After several songs, each one more rapturously received than the previous, Dani Löble treated us to an excellent drum solo, and finally the show came to an end with a medley of ‘Halloween’/’Sole Survivor’/’I Can’/’Are You Metal?’/’Keeper of the Seven Keys’. But the crowd was not finished with Helloween and they returned for a short encore. First onstage was Sascha Gerstner with an excellent guitar solo and the rest of Helloween joined him for ‘Future World’ (Keeper of the Seven Keys: Part I, 1987) and ‘I Want Out’ (Keeper of the Seven Keys: Part II, 1988). As the stage faded to black the packed festival breathed a collective sigh of disappointment. Helloween, with their perfect sound and lighting were a lesson of how bands should be presented; their use of spotlights counterbalanced with an excellent light show and a perfectly blended use of recordings (‘Walls of Jericho’ and the closing ‘A Tale That Wasn’t Right’ as the band left the stage) and absolutely perfect sound.
Setlist: Walls Of Jericho, Eagle Fly Free, Dr. Stein, My God-Given Right, Steel Tormentor, Waiting for the Thunder, Straight Out of Hell, Heroes, Drum Solo, Where the Rain Grows, Lost in America, Power, Halloween / Sole Survivor / I Can / Are You Metal? / Keeper of the Seven Keys. Encore: Guitar Solo, Future World, I Want Out.
As on the previous evening, the show wasn’t over, but again, with the final performance starting at well past midnight not everyone, including your intrepid reporter, was able to stay. So I missed the final show of the evening, from the Portuguese gothic metal band, Moonspell.

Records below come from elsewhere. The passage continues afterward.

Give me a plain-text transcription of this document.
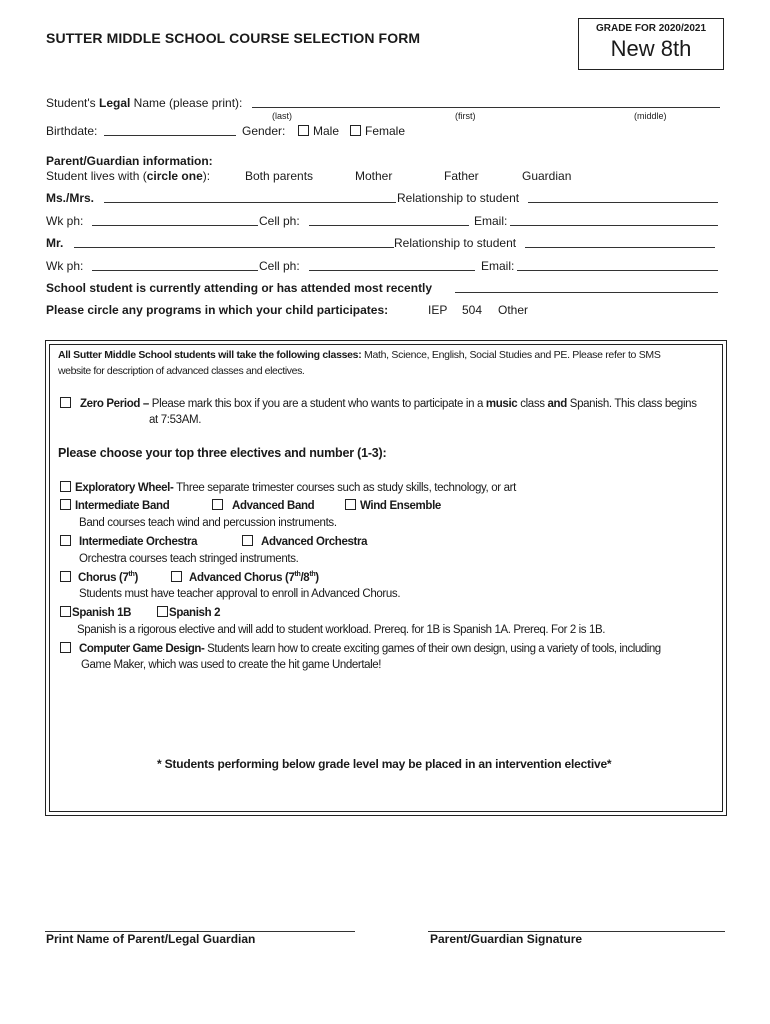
SUTTER MIDDLE SCHOOL COURSE SELECTION FORM
GRADE FOR 2020/2021
New 8th
Student's Legal Name (please print):
(last)	(first)	(middle)
Birthdate:	Gender:	Male	Female
Parent/Guardian information:
Student lives with (circle one):	Both parents	Mother	Father	Guardian
Ms./Mrs.	Relationship to student
Wk ph:	Cell ph:	Email:
Mr.	Relationship to student
Wk ph:	Cell ph:	Email:
School student is currently attending or has attended most recently
Please circle any programs in which your child participates:	IEP 504 Other
All Sutter Middle School students will take the following classes: Math, Science, English, Social Studies and PE. Please refer to SMS
website for description of advanced classes and electives.
Zero Period – Please mark this box if you are a student who wants to participate in a music class and Spanish. This class begins
at 7:53AM.
Please choose your top three electives and number (1-3):
Exploratory Wheel- Three separate trimester courses such as study skills, technology, or art
Intermediate Band	Advanced Band	Wind Ensemble
Band courses teach wind and percussion instruments.
Intermediate Orchestra	Advanced Orchestra
Orchestra courses teach stringed instruments.
Chorus (7th)	Advanced Chorus (7th/8th)
Students must have teacher approval to enroll in Advanced Chorus.
Spanish 1B	Spanish 2
Spanish is a rigorous elective and will add to student workload. Prereq. for 1B is Spanish 1A. Prereq. For 2 is 1B.
Computer Game Design- Students learn how to create exciting games of their own design, using a variety of tools, including
Game Maker, which was used to create the hit game Undertale!
* Students performing below grade level may be placed in an intervention elective*
Print Name of Parent/Legal Guardian	Parent/Guardian Signature
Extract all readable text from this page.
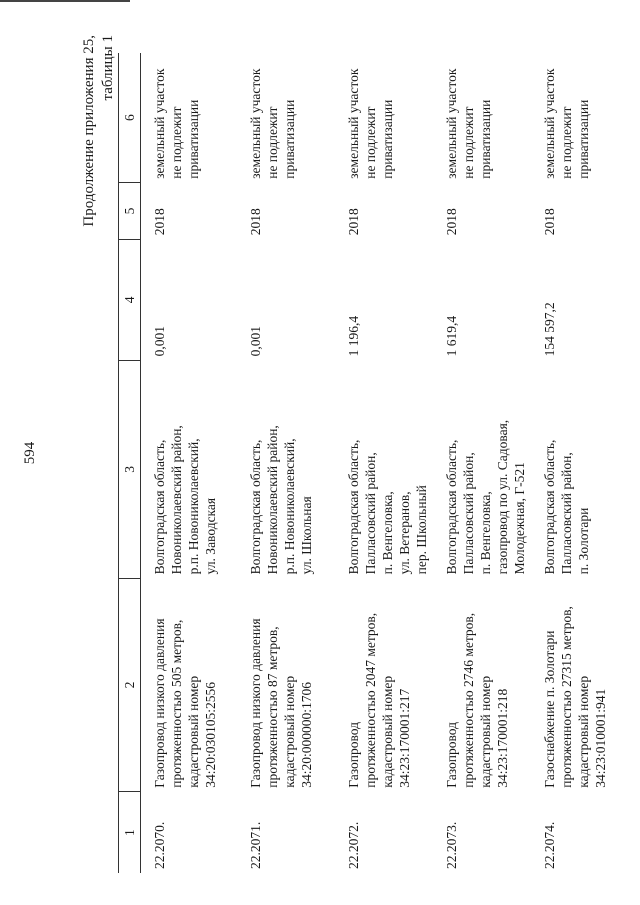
594
Продолжение приложения 25,
таблицы 1
1	2	3	4	5	6
22.2070.	Газопровод низкого давления
протяженностью 505 метров,
кадастровый номер
34:20:030105:2556	Волгоградская область,
Новониколаевский район,
р.п. Новониколаевский,
ул. Заводская	0,001	2018	земельный участок
не подлежит
приватизации
22.2071.	Газопровод низкого давления
протяженностью 87 метров,
кадастровый номер
34:20:000000:1706	Волгоградская область,
Новониколаевский район,
р.п. Новониколаевский,
ул. Школьная	0,001	2018	земельный участок
не подлежит
приватизации
22.2072.	Газопровод
протяженностью 2047 метров,
кадастровый номер
34:23:170001:217	Волгоградская область,
Палласовский район,
п. Венгеловка,
ул. Ветеранов,
пер. Школьный	1 196,4	2018	земельный участок
не подлежит
приватизации
22.2073.	Газопровод
протяженностью 2746 метров,
кадастровый номер
34:23:170001:218	Волгоградская область,
Палласовский район,
п. Венгеловка,
газопровод по ул. Садовая,
Молодежная, Г-521	1 619,4	2018	земельный участок
не подлежит
приватизации
22.2074.	Газоснабжение п. Золотари
протяженностью 27315 метров,
кадастровый номер
34:23:010001:941	Волгоградская область,
Палласовский район,
п. Золотари	154 597,2	2018	земельный участок
не подлежит
приватизации
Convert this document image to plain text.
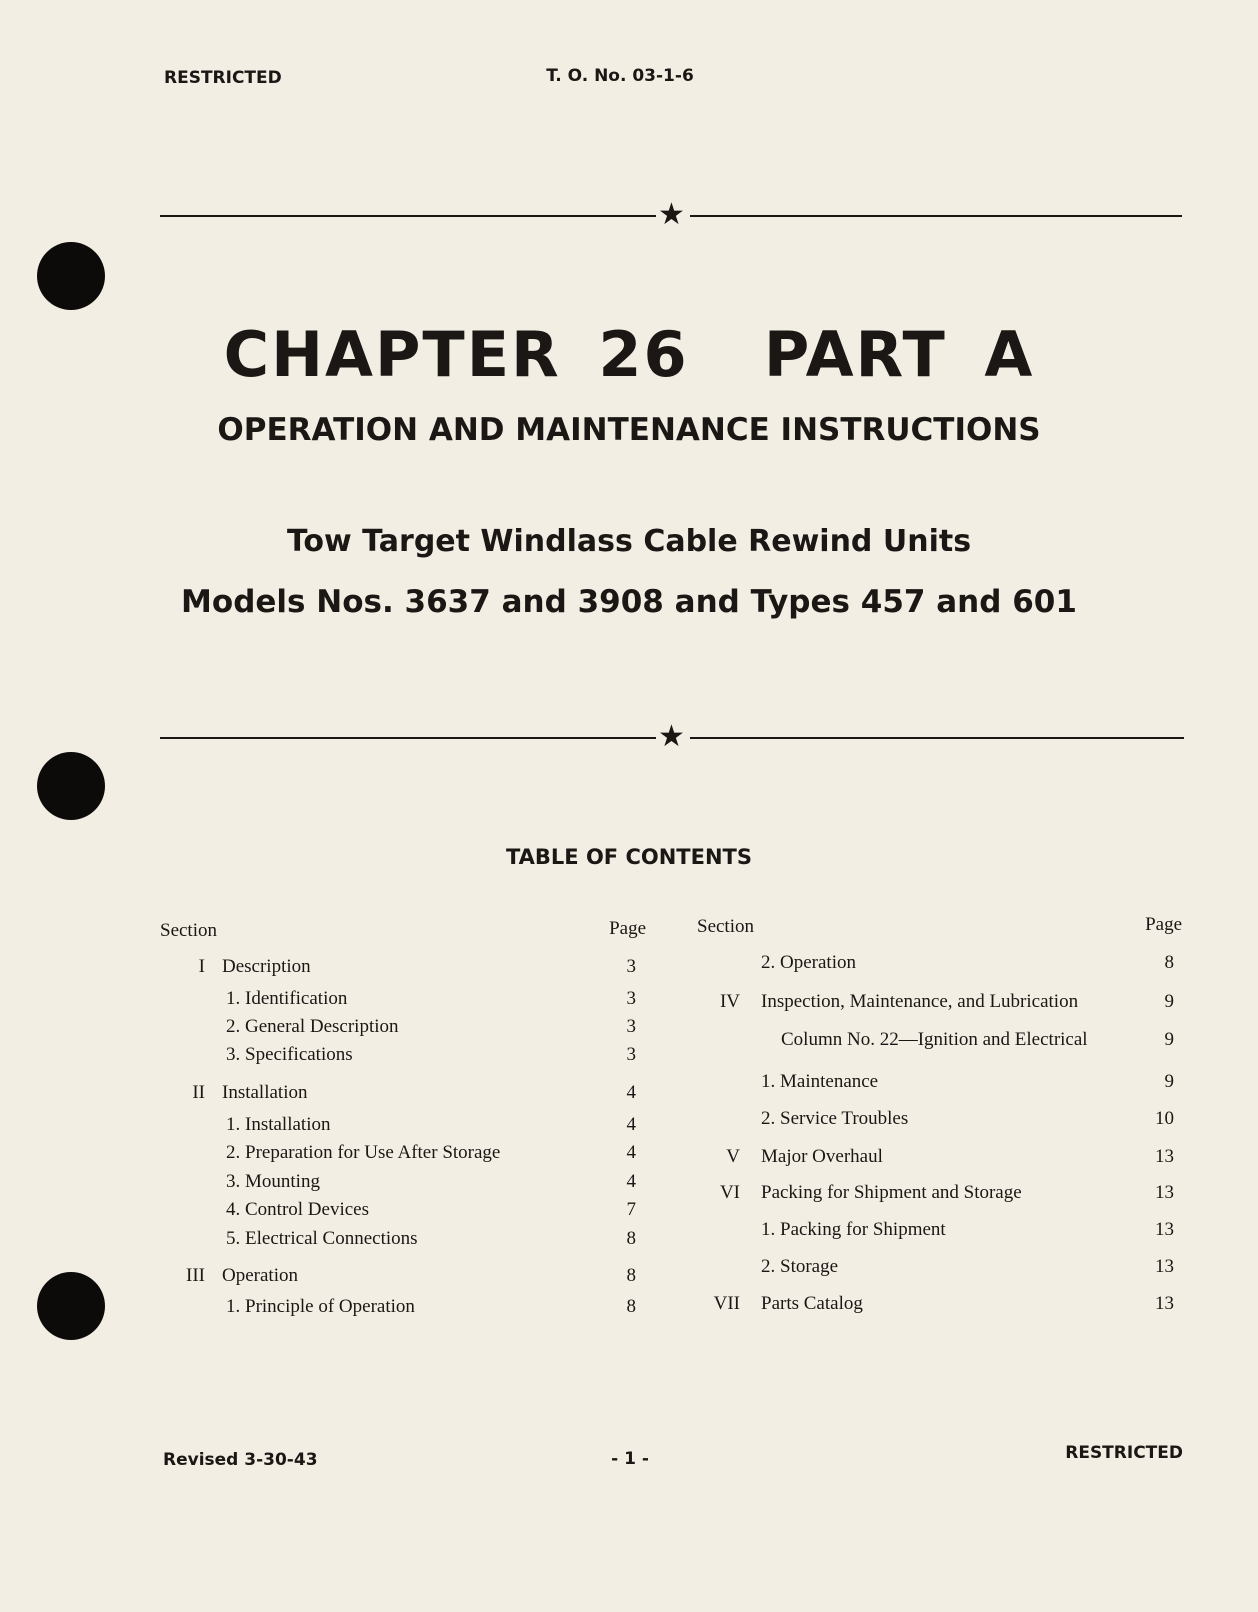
RESTRICTED	T. O. No. 03-1-6
★
CHAPTER 26  PART A
OPERATION AND MAINTENANCE INSTRUCTIONS
Tow Target Windlass Cable Rewind Units
Models Nos. 3637 and 3908 and Types 457 and 601
★
TABLE OF CONTENTS
Section	Page	Section	Page
I Description	3
1. Identification	3
2. General Description	3
3. Specifications	3
II Installation	4
1. Installation	4
2. Preparation for Use After Storage	4
3. Mounting	4
4. Control Devices	7
5. Electrical Connections	8
III Operation	8
1. Principle of Operation	8
2. Operation	8
IV Inspection, Maintenance, and Lubrication	9
Column No. 22—Ignition and Electrical	9
1. Maintenance	9
2. Service Troubles	10
V Major Overhaul	13
VI Packing for Shipment and Storage	13
1. Packing for Shipment	13
2. Storage	13
VII Parts Catalog	13
Revised 3-30-43	- 1 -	RESTRICTED
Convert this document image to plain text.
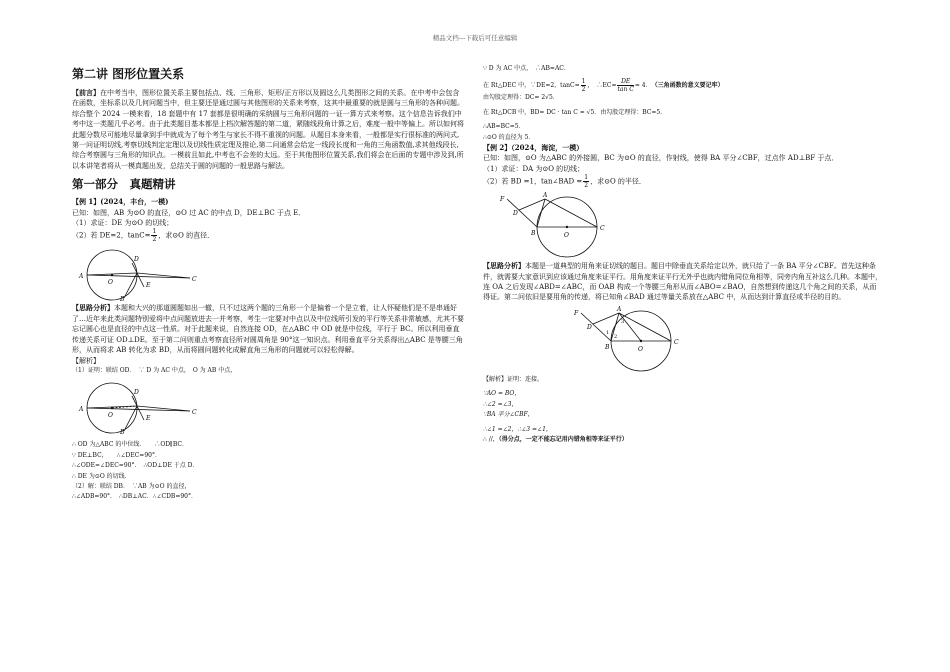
精品文档---下载后可任意编辑
第二讲 图形位置关系

【前言】在中考当中，图形位置关系主要包括点、线、三角形、矩形/正方形以及圆这么几类图形之间的关系。在中考中会包含在函数，坐标系以及几何问题当中，但主要还是通过圆与其他图形的关系来考察，这其中最重要的就是圆与三角形的各种问题。综合整个 2024 一模来看，18 套题中有 17 套都是很明确的采纳圆与三角形问题的一证一算方式来考察。这个信息告诉我们中考中这一类题几乎必考。由于此类题目基本都是上档次解答题的第二道，紧随线段角计算之后，难度一般中等偏上。所以如何将此题分数尽可能地尽量拿到手中就成为了每个考生与家长不得不重视的问题。从题目本身来看，一般都是实行很标准的两问式,第一问证明切线,考察切线判定定理以及切线性质定理及推论,第二问通常会给定一线段长度和一角的三角函数值,求其他线段长,综合考察圆与三角形的知识点。一模前且如此,中考也不会差的太远。至于其他图形位置关系,我们将会在后面的专题中涉及到,所以本讲笔者将从一模真题出发，总结关于圆的问题的一般思路与解法。

第一部分　真题精讲

【例 1】(2024，丰台，一模)

已知：如图，AB 为⊙O 的直径，⊙O 过 AC 的中点 D，DE⊥BC 于点 E．

（1）求证：DE 为⊙O 的切线；

（2）若 DE=2，$\tan C= \frac{1}{2}$ ，求⊙O 的直径．

A
D
C
O	E
B

【思路分析】本题和大兴的那道圆题如出一辙，只不过这两个题的三角形一个是偏着一个是立着，让人怀疑他们是不是串通好了…近年来此类问题特别爱将中点问题放进去一并考察，考生一定要对中点以及中位线所引发的平行等关系非常敏感，尤其不要忘记圆心也是直径的中点这一性质。对于此题来说，自然连接 OD，在△ABC 中 OD 就是中位线，平行于 BC。所以利用垂直传递关系可证 OD⊥DE。至于第二问则重点考察直径所对圆周角是 90°这一知识点。利用垂直平分关系得出△ABC 是等腰三角形，从而将求 AB 转化为求 BD，从而将圆问题转化成解直角三角形的问题就可以轻松得解。

【解析】

（1）证明：联结 OD．　∵ D 为 AC 中点，　O 为 AB 中点，

A
D
C
O	E
B

∴ OD 为△ABC 的中位线．　　∴OD∥BC．

∵ DE⊥BC，　　∴∠DEC=90°．

∴∠ODE=∠DEC=90°．　∴OD⊥DE 于点 D．

∴ DE 为⊙O 的切线．

（2）解：联结 DB．　∵AB 为⊙O 的直径，

∴∠ADB=90°．　∴DB⊥AC．∴∠CDB=90°．

∵ D 为 AC 中点，　∴AB=AC．

在 Rt△DEC 中，∵DE=2，$\tan C= \frac{1}{2}$ ，　∴EC= $\frac{DE}{\text{tan C}} = 4$．　 （三角函数的意义要记牢）

由勾股定理得：DC= 2√5．

在 Rt△DCB 中，BD= DC · tan C = √5．由勾股定理得：BC=5．

∴AB=BC=5．

∴⊙O 的直径为 5．

【例 2】（2024，海淀，一模）

已知：如图，⊙O 为△ABC 的外接圆，BC 为⊙O 的直径，作射线，使得 BA 平分∠CBF，过点作 AD⊥BF 于点．

（1）求证：DA 为⊙O 的切线；

（2）若 BD =1，tan∠BAD = $\frac{1}{2}$ ，求⊙O 的半径．

F
A
D
B	O
C

【思路分析】本题是一道典型的用角来证切线的题目。题目中除垂直关系给定以外，就只给了一条 BA 平分∠CBF。首先这种条件，就需要大家意识到应该通过角度来证平行。用角度来证平行无外乎也就内错角同位角相等，同旁内角互补这么几种。本题中，连 OA 之后发现∠ABD=∠ABC，而 OAB 构成一个等腰三角形从而∠ABO=∠BAO，自然想到传递这几个角之间的关系，从而得证。第二问依旧是要用角的传递，将已知角∠BAD 通过等量关系放在△ABC 中，从而达到计算直径或半径的目的。

F
A
D
B	O
C
1
2
3

【解析】证明：连接。

∵AO = BO，

∴∠2 =∠3，

∵BA 平分∠CBF，

∴∠1 =∠2，∴∠3 =∠1，

∴ //，（得分点，一定不能忘记用内错角相等来证平行）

So the first Vagos MetalFest was over and the question that needed to be asked was: how was it? According to the organisers and the mayor of the Municipality, who came to announce that there would be another festival next year, over 10,000 metal-heads attended over the two days, although there were certainly more people there on the second day. Overall the atmosphere of the festival was great, certainly much more relaxed than previous years, and the programming from Amazing Events was excellent, with inspired choices of Vektor and Fleshblood Apocalypse on the first day and Discharge and Helloween on the second. It is also of credit to Amazing that they were able to put together such a quality festival in three or four months. The idea of having a little ‘village’ outside the main festival area was great, as it gave much more space in the festival area itself, though a few seats and tables would certainly have been welcomed. Security, on the whole, were great, although they were certainly unprepared at the start for crowd surfers arriving in the pit and this needs to be part of their training next year. One disappointment for many fans was the lack of an autograph booth, although there was a nice little hut that seemed to have been prepared just for that and I caught many of the band members wandering around, signing autographs and taking selfies with fans after their performances. During the press conference they did admit that not everything they wanted was achieved so hopefully next year the organisers will be ready for that, too.
On the whole, the first Vagos MetalFest was a great success and it’s time to raise a glass to Amazing Events and the Vagos Municipality for making 10,000 metal-heads welcome, and to the second MetalFest in August 2017. Hope to see you there.